The City and Province have tried to neutralize and spin around criticisms of the shelter system by reforming the management style of shelters. For instance, many winter shelters now allow pets and couples and storage of belongings. These modifications are representative of our resistance to the conditions imposed upon us and the unwillingness of the Canadian government to present actual solutions to a major crisis of capitalism and colonialism: the ever-expanding homelessness population.

The tent city tactic for fighting austerity policies demonstrates the contradiction homeless activists are forced to face: the ‘choice’ between health and survival, and political goals. The State and capital have made the emancipation of Indigenous and low-income people directly oppositional to our immediate safety in attempt to shut down the struggle for freedom before it can even start. Alliance Against Displacement unreservedly supports the decisions of homeless people who are facing unrelenting attacks by the State and the weather to accept shelter beds over pneumonia. The breakup of Sugar Mountain Tent City does not represent an end of residents’ determination to abolish the shelter system – it represents the coercive power of that system.

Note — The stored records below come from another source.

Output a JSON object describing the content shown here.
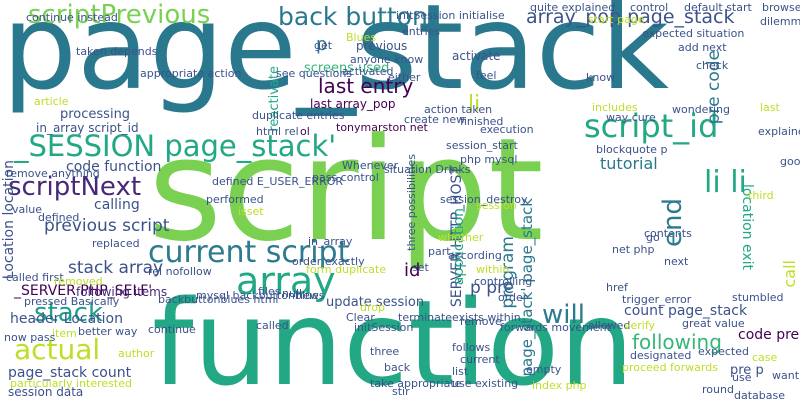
{
  "colors": {
    "background": "#ffffff",
    "palette": [
      "#2c7b8e",
      "#7ad151",
      "#22a884",
      "#2a788e",
      "#414487",
      "#3b528b",
      "#35b779",
      "#bddf26",
      "#440154",
      "#482878",
      "#1f9e89"
    ]
  },
  "words": [
    {
      "text": "page_stack",
      "color": "#2a788e"
    },
    {
      "text": "script",
      "color": "#7ad151"
    },
    {
      "text": "function",
      "color": "#22a884"
    },
    {
      "text": "scriptPrevious",
      "color": "#7ad151"
    },
    {
      "text": "back button",
      "color": "#2a788e"
    },
    {
      "text": "_SESSION page_stack'",
      "color": "#22a884"
    },
    {
      "text": "script_id",
      "color": "#22a884"
    },
    {
      "text": "scriptNext",
      "color": "#482878"
    },
    {
      "text": "current script",
      "color": "#2c7b8e"
    },
    {
      "text": "array",
      "color": "#22a884"
    },
    {
      "text": "actual",
      "color": "#bddf26"
    },
    {
      "text": "will",
      "color": "#2c7b8e"
    },
    {
      "text": "li li",
      "color": "#22a884"
    },
    {
      "text": "end",
      "color": "#2c7b8e"
    },
    {
      "text": "stack",
      "color": "#1f9e89"
    },
    {
      "text": "array_pop page_stack",
      "color": "#3b528b"
    },
    {
      "text": "last entry",
      "color": "#440154"
    },
    {
      "text": "last array_pop",
      "color": "#440154"
    },
    {
      "text": "previous script",
      "color": "#3b528b"
    },
    {
      "text": "stack array",
      "color": "#3b528b"
    },
    {
      "text": "header Location",
      "color": "#3b528b"
    },
    {
      "text": "page_stack count",
      "color": "#3b528b"
    },
    {
      "text": "session data",
      "color": "#3b528b"
    },
    {
      "text": "code function",
      "color": "#3b528b"
    },
    {
      "text": "Location location",
      "color": "#3b528b"
    },
    {
      "text": "processing",
      "color": "#3b528b"
    },
    {
      "text": "in_array script_id",
      "color": "#3b528b"
    },
    {
      "text": "_SERVER PHP_SELF'",
      "color": "#440154"
    },
    {
      "text": "following items",
      "color": "#482878"
    },
    {
      "text": "p pre",
      "color": "#3b528b"
    },
    {
      "text": "count page_stack",
      "color": "#3b528b"
    },
    {
      "text": "code pre",
      "color": "#440154"
    },
    {
      "text": "pre p",
      "color": "#3b528b"
    },
    {
      "text": "following",
      "color": "#35b779"
    },
    {
      "text": "location exit",
      "color": "#22a884"
    },
    {
      "text": "pre code",
      "color": "#2a788e"
    },
    {
      "text": "tutorial",
      "color": "#2a788e"
    },
    {
      "text": "program",
      "color": "#2a788e"
    },
    {
      "text": "SERVER HTTP_HOST",
      "color": "#3b528b"
    },
    {
      "text": "page_stack' page_stack",
      "color": "#2a788e"
    },
    {
      "text": "update session",
      "color": "#3b528b"
    },
    {
      "text": "calling",
      "color": "#3b528b"
    },
    {
      "text": "li",
      "color": "#bddf26"
    },
    {
      "text": "p",
      "color": "#2a788e"
    },
    {
      "text": "call",
      "color": "#bddf26"
    },
    {
      "text": "screens used",
      "color": "#35b779"
    },
    {
      "text": "previous",
      "color": "#3b528b"
    },
    {
      "text": "activate",
      "color": "#3b528b"
    },
    {
      "text": "application",
      "color": "#22a884"
    },
    {
      "text": "reactivate",
      "color": "#22a884"
    },
    {
      "text": "id",
      "color": "#440154"
    },
    {
      "text": "order",
      "color": "#3b528b"
    },
    {
      "text": "terminate",
      "color": "#3b528b"
    },
    {
      "text": "remove",
      "color": "#3b528b"
    },
    {
      "text": "current",
      "color": "#3b528b"
    },
    {
      "text": "list",
      "color": "#3b528b"
    },
    {
      "text": "three",
      "color": "#3b528b"
    },
    {
      "text": "back",
      "color": "#3b528b"
    },
    {
      "text": "called",
      "color": "#3b528b"
    },
    {
      "text": "expected",
      "color": "#3b528b"
    },
    {
      "text": "case",
      "color": "#bddf26"
    },
    {
      "text": "last",
      "color": "#bddf26"
    },
    {
      "text": "tonymarston net",
      "color": "#440154"
    },
    {
      "text": "ol",
      "color": "#440154"
    },
    {
      "text": "feel",
      "color": "#3b528b"
    },
    {
      "text": "know",
      "color": "#3b528b"
    },
    {
      "text": "entries",
      "color": "#3b528b"
    },
    {
      "text": "anyone know",
      "color": "#3b528b"
    },
    {
      "text": "Blues",
      "color": "#bddf26"
    },
    {
      "text": "blockquote p",
      "color": "#3b528b"
    },
    {
      "text": "execution",
      "color": "#3b528b"
    },
    {
      "text": "finished",
      "color": "#3b528b"
    },
    {
      "text": "rel nofollow",
      "color": "#3b528b"
    },
    {
      "text": "replaced",
      "color": "#3b528b"
    },
    {
      "text": "defined",
      "color": "#3b528b"
    },
    {
      "text": "value",
      "color": "#3b528b"
    },
    {
      "text": "performed",
      "color": "#3b528b"
    },
    {
      "text": "isset",
      "color": "#bddf26"
    },
    {
      "text": "in_array",
      "color": "#3b528b"
    },
    {
      "text": "net php",
      "color": "#3b528b"
    },
    {
      "text": "contents",
      "color": "#3b528b"
    },
    {
      "text": "next",
      "color": "#3b528b"
    },
    {
      "text": "href",
      "color": "#3b528b"
    },
    {
      "text": "trigger_error",
      "color": "#3b528b"
    },
    {
      "text": "allowed",
      "color": "#3b528b"
    },
    {
      "text": "verify",
      "color": "#bddf26"
    },
    {
      "text": "great value",
      "color": "#3b528b"
    },
    {
      "text": "stumbled",
      "color": "#3b528b"
    },
    {
      "text": "designated",
      "color": "#3b528b"
    },
    {
      "text": "round",
      "color": "#3b528b"
    },
    {
      "text": "database",
      "color": "#3b528b"
    },
    {
      "text": "use",
      "color": "#3b528b"
    },
    {
      "text": "want",
      "color": "#3b528b"
    },
    {
      "text": "go",
      "color": "#3b528b"
    },
    {
      "text": "third",
      "color": "#bddf26"
    },
    {
      "text": "way cure",
      "color": "#3b528b"
    },
    {
      "text": "includes",
      "color": "#bddf26"
    },
    {
      "text": "wondering",
      "color": "#3b528b"
    },
    {
      "text": "check",
      "color": "#3b528b"
    },
    {
      "text": "html rel",
      "color": "#3b528b"
    },
    {
      "text": "new",
      "color": "#3b528b"
    },
    {
      "text": "get",
      "color": "#3b528b"
    },
    {
      "text": "files",
      "color": "#3b528b"
    },
    {
      "text": "backbuttonblues html",
      "color": "#3b528b"
    },
    {
      "text": "called first",
      "color": "#3b528b"
    },
    {
      "text": "removed",
      "color": "#bddf26"
    },
    {
      "text": "item",
      "color": "#bddf26"
    },
    {
      "text": "better way",
      "color": "#3b528b"
    },
    {
      "text": "author",
      "color": "#bddf26"
    },
    {
      "text": "continue",
      "color": "#3b528b"
    },
    {
      "text": "initSession",
      "color": "#3b528b"
    },
    {
      "text": "Clear",
      "color": "#3b528b"
    },
    {
      "text": "drop",
      "color": "#bddf26"
    },
    {
      "text": "follows",
      "color": "#3b528b"
    },
    {
      "text": "stir",
      "color": "#3b528b"
    },
    {
      "text": "empty",
      "color": "#3b528b"
    },
    {
      "text": "within",
      "color": "#bddf26"
    },
    {
      "text": "controlling",
      "color": "#3b528b"
    },
    {
      "text": "according",
      "color": "#3b528b"
    },
    {
      "text": "set",
      "color": "#3b528b"
    },
    {
      "text": "part",
      "color": "#3b528b"
    },
    {
      "text": "whether",
      "color": "#bddf26"
    },
    {
      "text": "php mysql",
      "color": "#3b528b"
    },
    {
      "text": "session",
      "color": "#bddf26"
    },
    {
      "text": "Whenever",
      "color": "#3b528b"
    },
    {
      "text": "either",
      "color": "#3b528b"
    },
    {
      "text": "activated",
      "color": "#3b528b"
    },
    {
      "text": "quite explained",
      "color": "#3b528b"
    },
    {
      "text": "control",
      "color": "#3b528b"
    },
    {
      "text": "browser",
      "color": "#3b528b"
    },
    {
      "text": "dilemma",
      "color": "#3b528b"
    },
    {
      "text": "article",
      "color": "#bddf26"
    },
    {
      "text": "null",
      "color": "#3b528b"
    },
    {
      "text": "mysql backbuttonblues",
      "color": "#3b528b"
    },
    {
      "text": "explained properly",
      "color": "#3b528b"
    },
    {
      "text": "good conversation",
      "color": "#3b528b"
    },
    {
      "text": "initSession initialise",
      "color": "#3b528b"
    },
    {
      "text": "continue instead",
      "color": "#3b528b"
    },
    {
      "text": "taken depends",
      "color": "#3b528b"
    },
    {
      "text": "appropriate action",
      "color": "#3b528b"
    },
    {
      "text": "start page",
      "color": "#bddf26"
    },
    {
      "text": "default start",
      "color": "#3b528b"
    },
    {
      "text": "duplicate entries",
      "color": "#3b528b"
    },
    {
      "text": "action taken",
      "color": "#3b528b"
    },
    {
      "text": "create new",
      "color": "#3b528b"
    },
    {
      "text": "see questions",
      "color": "#3b528b"
    },
    {
      "text": "pass control",
      "color": "#3b528b"
    },
    {
      "text": "order exactly",
      "color": "#3b528b"
    },
    {
      "text": "form duplicate",
      "color": "#bddf26"
    },
    {
      "text": "remove anything",
      "color": "#3b528b"
    },
    {
      "text": "pressed Basically",
      "color": "#3b528b"
    },
    {
      "text": "now pass",
      "color": "#3b528b"
    },
    {
      "text": "particularly interested",
      "color": "#bddf26"
    },
    {
      "text": "take appropriate",
      "color": "#3b528b"
    },
    {
      "text": "use existing",
      "color": "#3b528b"
    },
    {
      "text": "index php",
      "color": "#bddf26"
    },
    {
      "text": "exists within",
      "color": "#3b528b"
    },
    {
      "text": "situation Drinks",
      "color": "#3b528b"
    },
    {
      "text": "three possibilities",
      "color": "#3b528b"
    },
    {
      "text": "session_destroy",
      "color": "#3b528b"
    },
    {
      "text": "forwards movement",
      "color": "#3b528b"
    },
    {
      "text": "proceed forwards",
      "color": "#bddf26"
    },
    {
      "text": "add next",
      "color": "#3b528b"
    },
    {
      "text": "expected situation",
      "color": "#3b528b"
    },
    {
      "text": "defined E_USER_ERROR",
      "color": "#3b528b"
    },
    {
      "text": "session_start",
      "color": "#3b528b"
    }
  ]
}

This fight has exposed the reality that the Canadian government is more interested in utilizing its resources to destroy collective power than promote the democratic self-expression of the most vulnerable communities within its colonial borders, that it will let people die if it means maintaining the facade that homelessness doesn’t exist. AAD is committed to continuing the fight against state strategies of displacement and containment, against sophisticated Vision-NDP poverty cover up efforts, and alongside Indigenous and non-native working class homeless communities for the power we need to end poverty, and with it, capitalism and colonialism.